As planned no new borrowing took place in 2014/15.  Temporary loans of £50m were repaid, as was £19.5m of PWLB loan principal and local authority long term loans of £10m.  
These repayments of £79.46m of existing loans resulted in the total debt portfolio reducing from £269.84m at the start of the year to £190.38m at 31 March 2015.

The cost of borrowing was £7.8m against the budget of £9m.  The weighted average cost of borrowing of all long term loans as at 31 March 2015 was 3.84% (2.92% as at 31 March 2014). 

2.1.3.    Compliance

All transactions undertaken during the year met the criteria for lending to institutions set out in the TM Strategy 2014-15.

2.1.4.    Prudential Indicators

Appendix 1 includes the maturity profile for the borrowing portfolio, and performance against the Prudential Indicators set as part of the 2014-15 TM Strategy.  All indicators were met.

2.2.    2015-16 Performance to 30 September 2015

2.2.1.    Investment

The average rate of return was 0.60% compared with the LIBID 3 month benchmark of 0.45%, generating income of £1m. The annual budget for interest receivable is £0.8m.

2.2.2.    Borrowing

There has been no new long term borrowing in the first six months of 2015-16, and due to loan repayments the total borrowing has reduced from £190.38m to £183.15m – a reduction of £7.2m

Borrowing costs for the first 6 months was £3.65m, and are forecast to be £7.2m against a budget of £7.2m.

2.2.3.    Compliance

All transactions undertaken during the year met the criteria for lending to institutions set out in the TM Strategy 2015-16.

2.2.4    Treasury Management Prudential Code Indicators

All activity has been within the Prudential Code indicators – see Appendix 1.

2.3.    Treasury Management Strategy 2016/17

Discussions are underway with the GLA and our Treasury Management advisers, Capita, to review the existing strategy to ensure that it remains fit for purpose for 2016/17.  DMPC will be asked to consider and approve a 2016/17 strategy in March 2016.

3.    Financial Comments

3.1.    The cost of borrowing and the minimum revenue provision for 2014/15 were £7.8m and £30.3m respectively and within the 2014/15 budget.  Interest received in 2014/15 was £1m above the budget of £0.8m.   

3.2.    To 30 September 2015 the cost of interest payable was £3.65m and forecast to be £7.2m.
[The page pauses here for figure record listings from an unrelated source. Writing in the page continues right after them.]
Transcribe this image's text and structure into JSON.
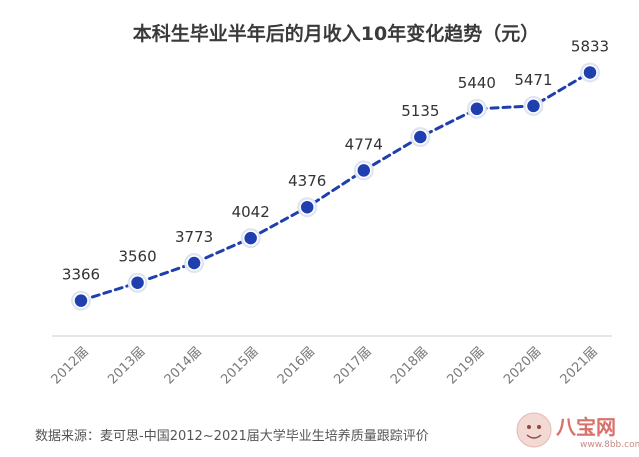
{
  "chart_data": {
    "type": "line",
    "title": "本科生毕业半年后的月收入10年变化趋势（元）",
    "categories": [
      "2012届",
      "2013届",
      "2014届",
      "2015届",
      "2016届",
      "2017届",
      "2018届",
      "2019届",
      "2020届",
      "2021届"
    ],
    "values": [
      3366,
      3560,
      3773,
      4042,
      4376,
      4774,
      5135,
      5440,
      5471,
      5833
    ],
    "value_labels": [
      "3366",
      "3560",
      "3773",
      "4042",
      "4376",
      "4774",
      "5135",
      "5440",
      "5471",
      "5833"
    ],
    "xlabel": "",
    "ylabel": "",
    "ylim": [
      2400,
      6400
    ],
    "grid": false,
    "line_style": "dashed",
    "colors": {
      "line": "#1f3fae",
      "marker": "#1f3fae",
      "marker_ring": "#dfe4f2",
      "axis": "#d8d8d8"
    }
  },
  "source": "数据来源：麦可思-中国2012~2021届大学毕业生培养质量跟踪评价",
  "watermark": {
    "text": "八宝网",
    "url": "www.8bb.com",
    "color": "#d9716b"
  }
}
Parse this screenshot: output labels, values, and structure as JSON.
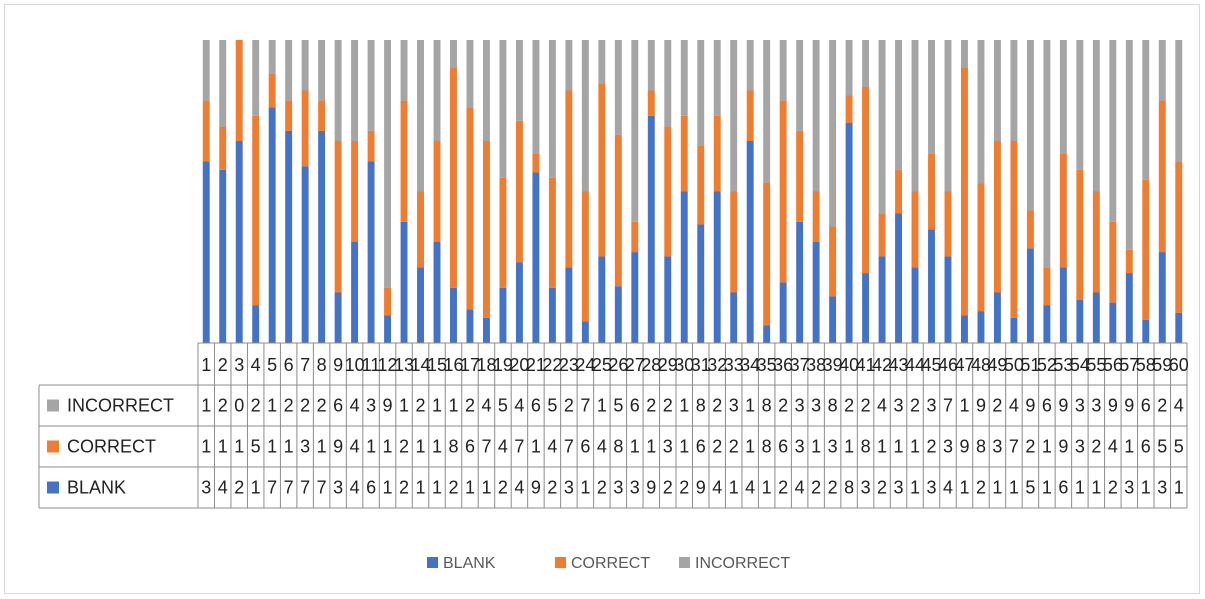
{
  "chart_data": {
    "type": "bar",
    "stacked": true,
    "percent_stacked": true,
    "categories": [
      "1",
      "2",
      "3",
      "4",
      "5",
      "6",
      "7",
      "8",
      "9",
      "10",
      "11",
      "12",
      "13",
      "14",
      "15",
      "16",
      "17",
      "18",
      "19",
      "20",
      "21",
      "22",
      "23",
      "24",
      "25",
      "26",
      "27",
      "28",
      "29",
      "30",
      "31",
      "32",
      "33",
      "34",
      "35",
      "36",
      "37",
      "38",
      "39",
      "40",
      "41",
      "42",
      "43",
      "44",
      "45",
      "46",
      "47",
      "48",
      "49",
      "50",
      "51",
      "52",
      "53",
      "54",
      "55",
      "56",
      "57",
      "58",
      "59",
      "60"
    ],
    "series": [
      {
        "name": "BLANK",
        "color": "#4472c4",
        "values": [
          3,
          4,
          2,
          1,
          7,
          7,
          7,
          7,
          3,
          4,
          6,
          1,
          2,
          1,
          1,
          2,
          1,
          1,
          2,
          4,
          9,
          2,
          3,
          1,
          2,
          3,
          3,
          9,
          2,
          2,
          9,
          4,
          1,
          4,
          1,
          2,
          4,
          2,
          2,
          8,
          3,
          2,
          3,
          1,
          3,
          4,
          1,
          2,
          1,
          1,
          5,
          1,
          6,
          1,
          1,
          2,
          3,
          1,
          3,
          1
        ]
      },
      {
        "name": "CORRECT",
        "color": "#ed7d31",
        "values": [
          1,
          1,
          1,
          5,
          1,
          1,
          3,
          1,
          9,
          4,
          1,
          1,
          2,
          1,
          1,
          8,
          6,
          7,
          4,
          7,
          1,
          4,
          7,
          6,
          4,
          8,
          1,
          1,
          3,
          1,
          6,
          2,
          2,
          1,
          8,
          6,
          3,
          1,
          3,
          1,
          8,
          1,
          1,
          1,
          2,
          3,
          9,
          8,
          3,
          7,
          2,
          1,
          9,
          3,
          2,
          4,
          1,
          6,
          5,
          5
        ]
      },
      {
        "name": "INCORRECT",
        "color": "#a5a5a5",
        "values": [
          1,
          2,
          0,
          2,
          1,
          2,
          2,
          2,
          6,
          4,
          3,
          9,
          1,
          2,
          1,
          1,
          2,
          4,
          5,
          4,
          6,
          5,
          2,
          7,
          1,
          5,
          6,
          2,
          2,
          1,
          8,
          2,
          3,
          1,
          8,
          2,
          3,
          3,
          8,
          2,
          2,
          4,
          3,
          2,
          3,
          7,
          1,
          9,
          2,
          4,
          9,
          6,
          9,
          3,
          3,
          9,
          9,
          6,
          2,
          4
        ]
      }
    ],
    "legend": [
      "BLANK",
      "CORRECT",
      "INCORRECT"
    ],
    "legend_position": "bottom",
    "data_table": true,
    "grid": false,
    "xlabel": "",
    "ylabel": ""
  }
}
The minimum revenue provision is forecast to be within the budget of £28.5m.  Interest receivable was £1m and is forecast to be £1.9m, above the annual budget of £0.8m.  

4.    Legal Comments

4.1.    Under Section 1 of the Local Government Act 2003, MOPAC as local authority defined under s23 of that Act, may borrow money for any purpose relevant to its functions under any enactment, or for the purpose of the prudent management of its financial affairs. 

4.2.    The Mayor is required under s3 of the Local Government Act 2003 to determine how much money the GLA and each functional body (which includes MOPAC) can afford to borrow. In complying with this duty, Regulation 2 of the Local Authorities (Capital Finance and Accounting)(England) Regulations 2003 requires the Mayor to have regard to the Prudential Code for Capital Finance in Local Authorities when determining how much MOPAC can afford. 

4.3.    MOPAC’s scheme of delegation provides that the Chief Finance Officer, as the s127 officer, is responsible for the proper administration of the MOPAC’s financial affairs. 

4.4.    An investment strategy statement must be completed as part of risk management and good governance. The report is submitted in compliance with TMSS and DCLG requirements in this regard

5.    Equality Comments

5.1.    There are no equality or diversity implications arising from this report.